Viernes 14 de agosto de 2026

Investigadores del Instituto de Investigaciones Agropecuarias (INIA) presentaron oficialmente los resultados finales del proyecto 'Sistema de conservación, basado en una levadura nativa mejorada con óptima producción y liberación de un gasotransmisor natural, para extender la vida útil de frutos carnosos no climatéricos'.

La iniciativa, financiada por la Agencia Nacional de Investigación y Desarrollo (ANID) a través del programa IDeA I+D de la Subdirección de Investigación Aplicada (SIA), busca resolver una de las mayores problemáticas de la fruticultura: la rápida pérdida de calidad de frutos altamente perecibles como la frutilla.

La jornada de cierre contó con la participación de especialistas del INIA, la Universidad de Santiago de Chile (USACH), la Universidad de Talca y la empresa biotecnológica Agro Qtral, quienes expusieron los principales avances técnicos y el desarrollo de un biodispositivo con alto potencial de mercado.

En el marco del seminario, el doctor Sebastián Molinett, investigador de INIA La Cruz y director del proyecto, anunció además el lanzamiento del sitio web oficial de la iniciativa, plataforma destinada a la difusión técnica, publicaciones científicas y la transferencia tecnológica de estos conocimientos a productores e industrias del sector.

Un problema clave en la postcosecha

Al ser un fruto no climatérico, la frutilla se caracteriza por una acelerada tasa de ablandamiento tras la cosecha, lo que facilita el daño mecánico y el ataque de patógenos.
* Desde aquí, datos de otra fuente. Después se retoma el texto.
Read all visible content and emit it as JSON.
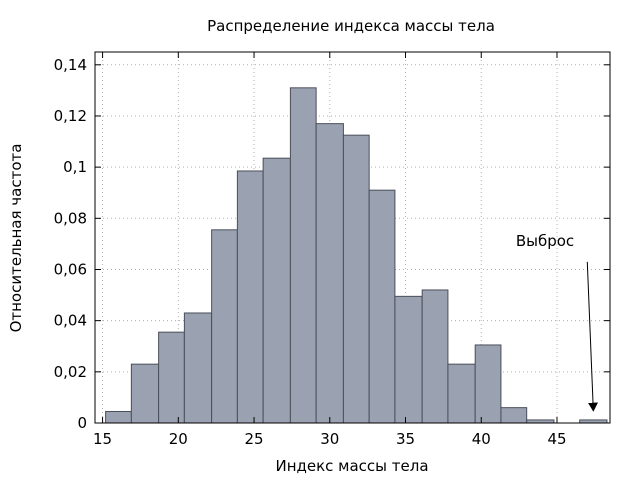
{
  "chart_data": {
    "type": "bar",
    "title": "Распределение индекса массы тела",
    "xlabel": "Индекс массы тела",
    "ylabel": "Относительная частота",
    "xlim": [
      14.5,
      48.5
    ],
    "ylim": [
      0,
      0.145
    ],
    "x_ticks": [
      {
        "value": 15,
        "label": "15"
      },
      {
        "value": 20,
        "label": "20"
      },
      {
        "value": 25,
        "label": "25"
      },
      {
        "value": 30,
        "label": "30"
      },
      {
        "value": 35,
        "label": "35"
      },
      {
        "value": 40,
        "label": "40"
      },
      {
        "value": 45,
        "label": "45"
      }
    ],
    "y_ticks": [
      {
        "value": 0,
        "label": "0"
      },
      {
        "value": 0.02,
        "label": "0,02"
      },
      {
        "value": 0.04,
        "label": "0,04"
      },
      {
        "value": 0.06,
        "label": "0,06"
      },
      {
        "value": 0.08,
        "label": "0,08"
      },
      {
        "value": 0.1,
        "label": "0,1"
      },
      {
        "value": 0.12,
        "label": "0,12"
      },
      {
        "value": 0.14,
        "label": "0,14"
      }
    ],
    "bins": [
      {
        "start": 15.2,
        "end": 16.9,
        "value": 0.0045
      },
      {
        "start": 16.9,
        "end": 18.7,
        "value": 0.023
      },
      {
        "start": 18.7,
        "end": 20.4,
        "value": 0.0355
      },
      {
        "start": 20.4,
        "end": 22.2,
        "value": 0.043
      },
      {
        "start": 22.2,
        "end": 23.9,
        "value": 0.0755
      },
      {
        "start": 23.9,
        "end": 25.6,
        "value": 0.0985
      },
      {
        "start": 25.6,
        "end": 27.4,
        "value": 0.1035
      },
      {
        "start": 27.4,
        "end": 29.1,
        "value": 0.131
      },
      {
        "start": 29.1,
        "end": 30.9,
        "value": 0.117
      },
      {
        "start": 30.9,
        "end": 32.6,
        "value": 0.1125
      },
      {
        "start": 32.6,
        "end": 34.3,
        "value": 0.091
      },
      {
        "start": 34.3,
        "end": 36.1,
        "value": 0.0495
      },
      {
        "start": 36.1,
        "end": 37.8,
        "value": 0.052
      },
      {
        "start": 37.8,
        "end": 39.6,
        "value": 0.023
      },
      {
        "start": 39.6,
        "end": 41.3,
        "value": 0.0305
      },
      {
        "start": 41.3,
        "end": 43.0,
        "value": 0.006
      },
      {
        "start": 43.0,
        "end": 44.8,
        "value": 0.0012
      },
      {
        "start": 46.5,
        "end": 48.3,
        "value": 0.0012
      }
    ],
    "bar_color": "#9aa1b0",
    "bar_edge_color": "#4a4f5a",
    "grid": true,
    "annotation": {
      "text": "Выброс",
      "arrow_from": {
        "x": 47.0,
        "y": 0.063
      },
      "arrow_to": {
        "x": 47.4,
        "y": 0.0048
      }
    }
  }
}
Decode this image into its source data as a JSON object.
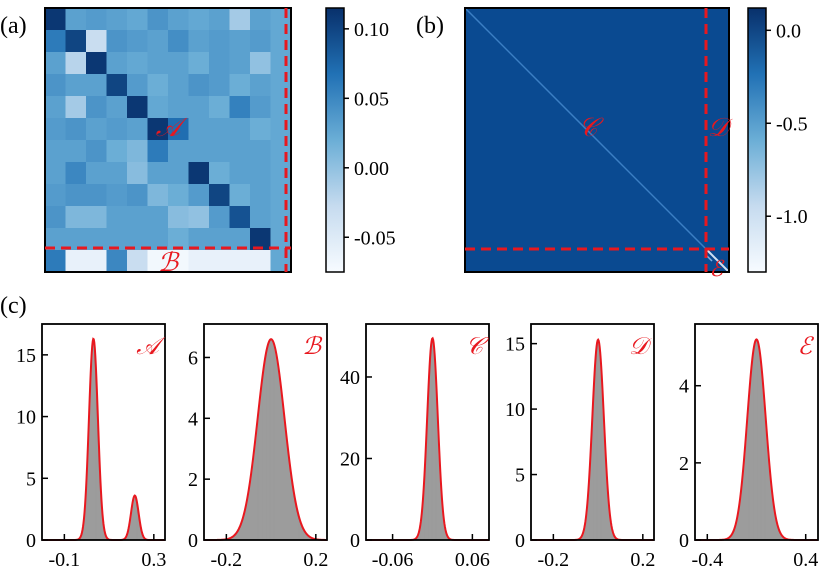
{
  "chart_data": {
    "panel_labels": [
      "(a)",
      "(b)",
      "(c)"
    ],
    "heatmap_a": {
      "type": "heatmap",
      "size": 12,
      "colorbar": {
        "ticks": [
          "0.10",
          "0.05",
          "0.00",
          "-0.05"
        ],
        "tick_values": [
          0.1,
          0.05,
          0.0,
          -0.05
        ],
        "range": [
          -0.075,
          0.115
        ]
      },
      "values": [
        [
          0.11,
          0.03,
          0.035,
          0.03,
          0.025,
          0.04,
          0.03,
          0.025,
          0.03,
          -0.01,
          0.03,
          0.025
        ],
        [
          0.06,
          0.1,
          -0.03,
          0.04,
          0.035,
          0.03,
          0.045,
          0.03,
          0.035,
          0.03,
          0.035,
          0.025
        ],
        [
          0.03,
          -0.02,
          0.11,
          0.03,
          0.025,
          0.03,
          0.03,
          0.02,
          0.035,
          0.03,
          0.0,
          0.025
        ],
        [
          0.04,
          0.03,
          0.03,
          0.1,
          0.035,
          0.02,
          0.03,
          0.04,
          0.035,
          0.02,
          0.03,
          0.025
        ],
        [
          0.03,
          -0.01,
          0.04,
          0.03,
          0.11,
          0.025,
          0.03,
          0.03,
          0.02,
          0.055,
          0.035,
          0.025
        ],
        [
          0.035,
          0.04,
          0.03,
          0.035,
          0.03,
          0.11,
          0.07,
          0.03,
          0.03,
          0.03,
          0.02,
          0.025
        ],
        [
          0.03,
          0.03,
          0.04,
          0.02,
          0.01,
          0.06,
          0.03,
          0.03,
          0.03,
          0.03,
          0.03,
          0.025
        ],
        [
          0.03,
          0.05,
          0.03,
          0.03,
          0.005,
          0.03,
          0.03,
          0.11,
          0.02,
          0.03,
          0.03,
          0.025
        ],
        [
          0.035,
          0.04,
          0.04,
          0.035,
          0.04,
          0.01,
          0.02,
          0.035,
          0.1,
          0.02,
          0.03,
          0.025
        ],
        [
          0.04,
          0.01,
          0.01,
          0.03,
          0.03,
          0.03,
          0.005,
          0.0,
          0.035,
          0.09,
          0.03,
          0.025
        ],
        [
          0.03,
          0.03,
          0.03,
          0.03,
          0.03,
          0.03,
          0.02,
          0.03,
          0.03,
          0.03,
          0.11,
          0.025
        ],
        [
          0.06,
          -0.06,
          -0.06,
          0.05,
          -0.03,
          -0.07,
          -0.07,
          -0.06,
          -0.06,
          -0.06,
          -0.06,
          0.025
        ]
      ],
      "region_labels": {
        "A": "𝒜",
        "B": "ℬ"
      }
    },
    "heatmap_b": {
      "type": "heatmap",
      "description_values": {
        "background": 0.0,
        "diagonal": -0.6,
        "corner": -1.2
      },
      "colorbar": {
        "ticks": [
          "0.0",
          "-0.5",
          "-1.0"
        ],
        "tick_values": [
          0.0,
          -0.5,
          -1.0
        ],
        "range": [
          -1.3,
          0.12
        ]
      },
      "region_labels": {
        "C": "𝒞",
        "D": "𝒟",
        "E": "ℰ"
      }
    },
    "histograms": [
      {
        "type": "area",
        "label": "𝒜",
        "xlim": [
          -0.2,
          0.35
        ],
        "ylim": [
          0,
          17.5
        ],
        "xticks": [
          -0.1,
          0.3
        ],
        "xtick_labels": [
          "-0.1",
          "0.3"
        ],
        "yticks": [
          0,
          5,
          10,
          15
        ],
        "ytick_labels": [
          "0",
          "5",
          "10",
          "15"
        ],
        "components": [
          {
            "mu": 0.03,
            "sigma": 0.02,
            "peak": 16.3
          },
          {
            "mu": 0.215,
            "sigma": 0.017,
            "peak": 3.6
          }
        ]
      },
      {
        "type": "area",
        "label": "ℬ",
        "xlim": [
          -0.3,
          0.25
        ],
        "ylim": [
          0,
          7.1
        ],
        "xticks": [
          -0.2,
          0.2
        ],
        "xtick_labels": [
          "-0.2",
          "0.2"
        ],
        "yticks": [
          0,
          2,
          4,
          6
        ],
        "ytick_labels": [
          "0",
          "2",
          "4",
          "6"
        ],
        "components": [
          {
            "mu": 0.0,
            "sigma": 0.06,
            "peak": 6.6
          }
        ]
      },
      {
        "type": "area",
        "label": "𝒞",
        "xlim": [
          -0.1,
          0.085
        ],
        "ylim": [
          0,
          53
        ],
        "xticks": [
          -0.06,
          0.06
        ],
        "xtick_labels": [
          "-0.06",
          "0.06"
        ],
        "yticks": [
          0,
          20,
          40
        ],
        "ytick_labels": [
          "0",
          "20",
          "40"
        ],
        "components": [
          {
            "mu": 0.0,
            "sigma": 0.008,
            "peak": 49.5
          }
        ]
      },
      {
        "type": "area",
        "label": "𝒟",
        "xlim": [
          -0.3,
          0.25
        ],
        "ylim": [
          0,
          16.5
        ],
        "xticks": [
          -0.2,
          0.2
        ],
        "xtick_labels": [
          "-0.2",
          "0.2"
        ],
        "yticks": [
          0,
          5,
          10,
          15
        ],
        "ytick_labels": [
          "0",
          "5",
          "10",
          "15"
        ],
        "components": [
          {
            "mu": 0.0,
            "sigma": 0.026,
            "peak": 15.3
          }
        ]
      },
      {
        "type": "area",
        "label": "ℰ",
        "xlim": [
          -0.5,
          0.5
        ],
        "ylim": [
          0,
          5.6
        ],
        "xticks": [
          -0.4,
          0.4
        ],
        "xtick_labels": [
          "-0.4",
          "0.4"
        ],
        "yticks": [
          0,
          2,
          4
        ],
        "ytick_labels": [
          "0",
          "2",
          "4"
        ],
        "components": [
          {
            "mu": 0.0,
            "sigma": 0.075,
            "peak": 5.2
          }
        ]
      }
    ],
    "colors": {
      "curve": "#e8181f",
      "fill": "#a8a8a8",
      "dashed": "#e8181f",
      "dark": "#08458f"
    }
  }
}
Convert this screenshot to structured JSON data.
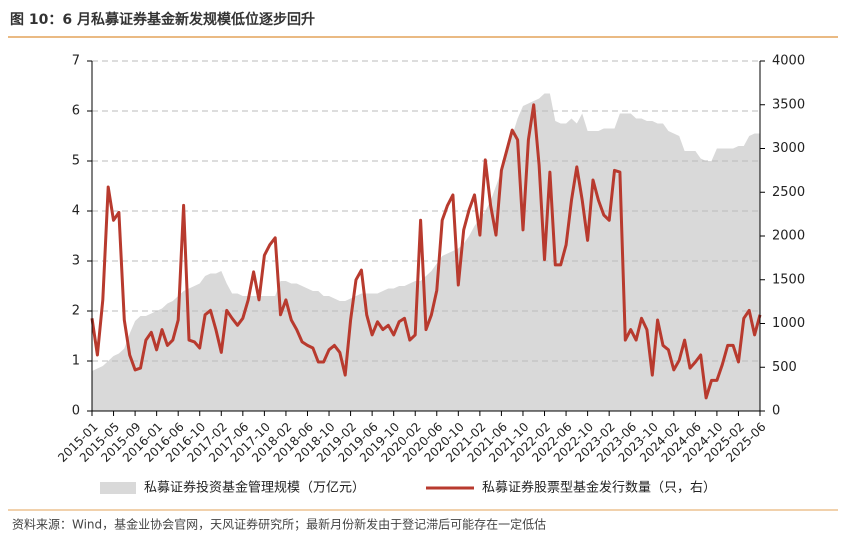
{
  "chart_data": {
    "type": "combo",
    "title": "图 10：6 月私募证券基金新发规模低位逐步回升",
    "source": "资料来源：Wind，基金业协会官网，天风证券研究所；最新月份新发由于登记滞后可能存在一定低估",
    "categories": [
      "2015-01",
      null,
      null,
      null,
      "2015-05",
      null,
      null,
      null,
      "2015-09",
      null,
      null,
      null,
      "2016-01",
      null,
      null,
      null,
      "2016-06",
      null,
      null,
      null,
      "2016-10",
      null,
      null,
      null,
      "2017-02",
      null,
      null,
      null,
      "2017-06",
      null,
      null,
      null,
      "2017-10",
      null,
      null,
      null,
      "2018-02",
      null,
      null,
      null,
      "2018-06",
      null,
      null,
      null,
      "2018-10",
      null,
      null,
      null,
      "2019-02",
      null,
      null,
      null,
      "2019-06",
      null,
      null,
      null,
      "2019-10",
      null,
      null,
      null,
      "2020-02",
      null,
      null,
      null,
      "2020-06",
      null,
      null,
      null,
      "2020-10",
      null,
      null,
      null,
      "2021-02",
      null,
      null,
      null,
      "2021-06",
      null,
      null,
      null,
      "2021-10",
      null,
      null,
      null,
      "2022-02",
      null,
      null,
      null,
      "2022-06",
      null,
      null,
      null,
      "2022-10",
      null,
      null,
      null,
      "2023-02",
      null,
      null,
      null,
      "2023-06",
      null,
      null,
      null,
      "2023-10",
      null,
      null,
      null,
      "2024-02",
      null,
      null,
      null,
      "2024-06",
      null,
      null,
      null,
      "2024-10",
      null,
      null,
      null,
      "2025-02",
      null,
      null,
      null,
      "2025-06"
    ],
    "series": [
      {
        "name": "私募证券投资基金管理规模（万亿元）",
        "type": "area",
        "color": "#d9d9d9",
        "values": [
          0.8,
          0.85,
          0.9,
          1.0,
          1.1,
          1.15,
          1.25,
          1.55,
          1.8,
          1.9,
          1.9,
          1.95,
          2.0,
          2.05,
          2.15,
          2.2,
          2.3,
          2.4,
          2.45,
          2.5,
          2.55,
          2.7,
          2.75,
          2.75,
          2.8,
          2.55,
          2.35,
          2.35,
          2.3,
          2.3,
          2.3,
          2.3,
          2.3,
          2.3,
          2.3,
          2.6,
          2.6,
          2.55,
          2.55,
          2.5,
          2.45,
          2.4,
          2.4,
          2.3,
          2.3,
          2.25,
          2.2,
          2.2,
          2.25,
          2.3,
          2.35,
          2.35,
          2.35,
          2.35,
          2.4,
          2.45,
          2.45,
          2.5,
          2.5,
          2.55,
          2.6,
          2.6,
          2.7,
          2.8,
          2.95,
          3.1,
          3.15,
          3.2,
          3.25,
          3.35,
          3.5,
          3.7,
          3.85,
          4.0,
          4.2,
          4.5,
          4.8,
          5.2,
          5.5,
          5.85,
          6.1,
          6.15,
          6.2,
          6.25,
          6.35,
          6.35,
          5.8,
          5.75,
          5.75,
          5.85,
          5.75,
          5.95,
          5.6,
          5.6,
          5.6,
          5.65,
          5.65,
          5.65,
          5.95,
          5.95,
          5.95,
          5.85,
          5.85,
          5.8,
          5.8,
          5.75,
          5.75,
          5.6,
          5.55,
          5.5,
          5.2,
          5.2,
          5.2,
          5.05,
          5.0,
          5.0,
          5.25,
          5.25,
          5.25,
          5.25,
          5.3,
          5.3,
          5.5,
          5.55,
          5.55
        ]
      },
      {
        "name": "私募证券股票型基金发行数量（只，右）",
        "type": "line",
        "axis": "y2",
        "color": "#b83a2e",
        "values": [
          1060,
          640,
          1270,
          2560,
          2180,
          2270,
          1040,
          640,
          470,
          490,
          810,
          900,
          700,
          930,
          750,
          810,
          1040,
          2350,
          810,
          790,
          720,
          1100,
          1150,
          930,
          670,
          1150,
          1060,
          980,
          1060,
          1270,
          1590,
          1270,
          1780,
          1900,
          1980,
          1100,
          1270,
          1040,
          930,
          790,
          750,
          720,
          560,
          560,
          700,
          750,
          670,
          410,
          1040,
          1500,
          1610,
          1100,
          870,
          1020,
          930,
          980,
          870,
          1020,
          1060,
          810,
          870,
          2180,
          930,
          1100,
          1380,
          2180,
          2350,
          2470,
          1440,
          2070,
          2300,
          2470,
          2010,
          2870,
          2350,
          2010,
          2750,
          2980,
          3210,
          3100,
          2070,
          3100,
          3500,
          2810,
          1730,
          2730,
          1670,
          1670,
          1900,
          2410,
          2790,
          2410,
          1950,
          2640,
          2410,
          2240,
          2180,
          2750,
          2730,
          810,
          930,
          810,
          1060,
          930,
          410,
          1040,
          750,
          700,
          470,
          580,
          810,
          490,
          560,
          640,
          150,
          350,
          350,
          530,
          750,
          750,
          560,
          1060,
          1150,
          870,
          1100
        ]
      }
    ],
    "ylim": [
      0,
      7
    ],
    "yticks": [
      0,
      1,
      2,
      3,
      4,
      5,
      6,
      7
    ],
    "y2lim": [
      0,
      4000
    ],
    "y2ticks": [
      0,
      500,
      1000,
      1500,
      2000,
      2500,
      3000,
      3500,
      4000
    ],
    "grid": true
  }
}
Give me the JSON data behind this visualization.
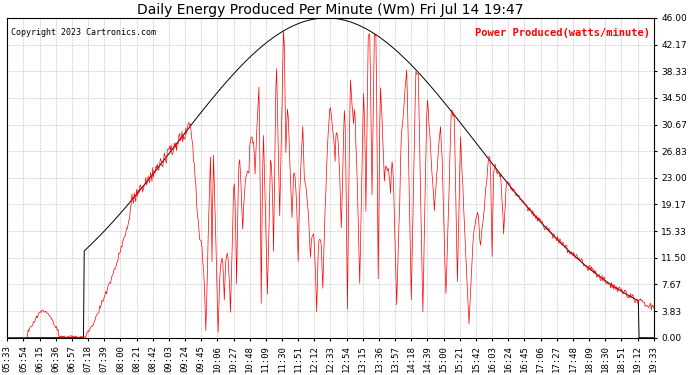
{
  "title": "Daily Energy Produced Per Minute (Wm) Fri Jul 14 19:47",
  "copyright": "Copyright 2023 Cartronics.com",
  "legend_label": "Power Produced(watts/minute)",
  "yticks": [
    0.0,
    3.83,
    7.67,
    11.5,
    15.33,
    19.17,
    23.0,
    26.83,
    30.67,
    34.5,
    38.33,
    42.17,
    46.0
  ],
  "ymax": 46.0,
  "ymin": 0.0,
  "line_color": "red",
  "background_color": "#ffffff",
  "grid_color": "#bbbbbb",
  "title_fontsize": 10,
  "tick_fontsize": 6.5,
  "xtick_labels": [
    "05:33",
    "05:54",
    "06:15",
    "06:36",
    "06:57",
    "07:18",
    "07:39",
    "08:00",
    "08:21",
    "08:42",
    "09:03",
    "09:24",
    "09:45",
    "10:06",
    "10:27",
    "10:48",
    "11:09",
    "11:30",
    "11:51",
    "12:12",
    "12:33",
    "12:54",
    "13:15",
    "13:36",
    "13:57",
    "14:18",
    "14:39",
    "15:00",
    "15:21",
    "15:42",
    "16:03",
    "16:24",
    "16:45",
    "17:06",
    "17:27",
    "17:48",
    "18:09",
    "18:30",
    "18:51",
    "19:12",
    "19:33"
  ]
}
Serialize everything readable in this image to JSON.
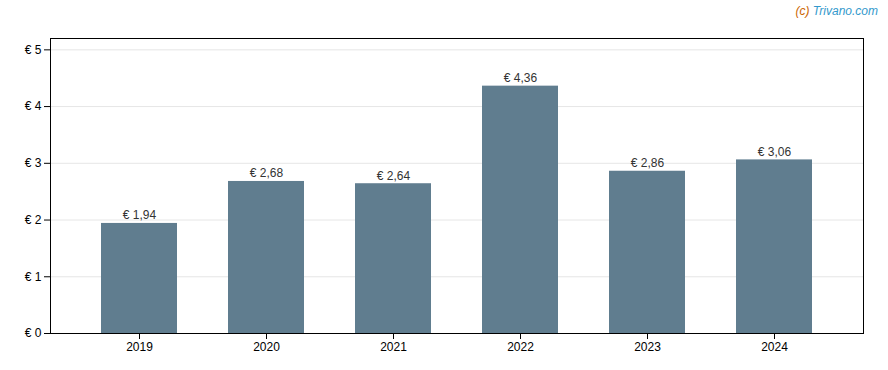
{
  "chart_data": {
    "type": "bar",
    "categories": [
      "2019",
      "2020",
      "2021",
      "2022",
      "2023",
      "2024"
    ],
    "values": [
      1.94,
      2.68,
      2.64,
      4.36,
      2.86,
      3.06
    ],
    "value_labels": [
      "€ 1,94",
      "€ 2,68",
      "€ 2,64",
      "€ 4,36",
      "€ 2,86",
      "€ 3,06"
    ],
    "data_labels": true,
    "color": "#607d8f",
    "ylim": [
      0,
      5.2
    ],
    "yticks": [
      {
        "value": 0,
        "label": "€ 0"
      },
      {
        "value": 1,
        "label": "€ 1"
      },
      {
        "value": 2,
        "label": "€ 2"
      },
      {
        "value": 3,
        "label": "€ 3"
      },
      {
        "value": 4,
        "label": "€ 4"
      },
      {
        "value": 5,
        "label": "€ 5"
      }
    ],
    "grid": true,
    "annotations": [
      {
        "text": "(c) ",
        "color": "#cc6600"
      },
      {
        "text": "Trivano.com",
        "color": "#3399cc"
      }
    ]
  }
}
"Nosotros identificamos que un gasotransmisor derivado del metabolismo del azufre está íntimamente ligado a la mantención de la firmeza. Durante la maduración, sus niveles caen drásticamente. La pregunta fue cómo proveer este compuesto a la fruta de forma segura, controlada y biológica", explicó Molinett.

Mejoramiento genético de levaduras nativas

Para dar respuesta a este desafío, el equipo liderado por el doctor Claudio Martínez, experto en genética de levaduras de la USACH, analizó una colección de más de mil cepas nativas recolectadas a lo largo de Chile.

Mediante cruzamientos controlados y programas de selección cuantitativa, el grupo logró desarrollar una cepa mejorada con una destacada capacidad para emitir dicho gasotransmisor. Se trata de la primera vez que se crea una levadura orientada específicamente a la conservación de frutos por vía gaseosa.

Resultados: fruta más firme y resistente

Las evaluaciones fisiológicas y bioquímicas realizadas por la Universidad de Talca, bajo la dirección del doctor Carlos Figueroa, arrojaron resultados sobresalientes tanto en campo como en laboratorio:

  • Mayor firmeza: los frutos expuestos a la levadura mantuvieron una consistencia superior incluso tras tres días a temperatura ambiente, retrasando la senescencia sin alterar parámetros como el peso o el color

  • Control de patógenos: en las pruebas de postcosecha, la fruta tratada mostró una reducción significativa en la aparición de mohos en comparación con los controles no tratados

Biodispositivo y escalamiento comercial

El avance tecnológico se concreta en un biodispositivo formulado como microperlas de encapsulación (de aproximadamente 300 micras). Estas estructuras sólidas albergan las levaduras viables y permiten una liberación sostenida del gasotransmisor directamente en los empaques de comercialización.

El proceso de escalamiento biotecnológico se realiza en conjunto con la empresa Agro Qtral. Su representante, la ingeniera bioquímica Angélica Valenzuela, confirmó que ya trabajan en la formulación comercial y en la validación en plantas de packing reales, gracias a un convenio con la asociación de productores Agrofrutilla.

Un avance hacia la sustentabilidad agrícola

El encuentro concluyó con una mesa de diálogo entre académicos y productores, coincidiendo en la proyección de esta tecnología para reemplazar o reducir el uso de fungicidas sintéticos y su potencial extensión hacia otros tipos de frutos.

"Este proyecto sienta las bases para una nueva generación de sistemas de conservación biológicos. La levadura mejorada y el biodispositivo son resultados concretos, y ahora el desafío es llevarlos al mercado", concluyó Molinett.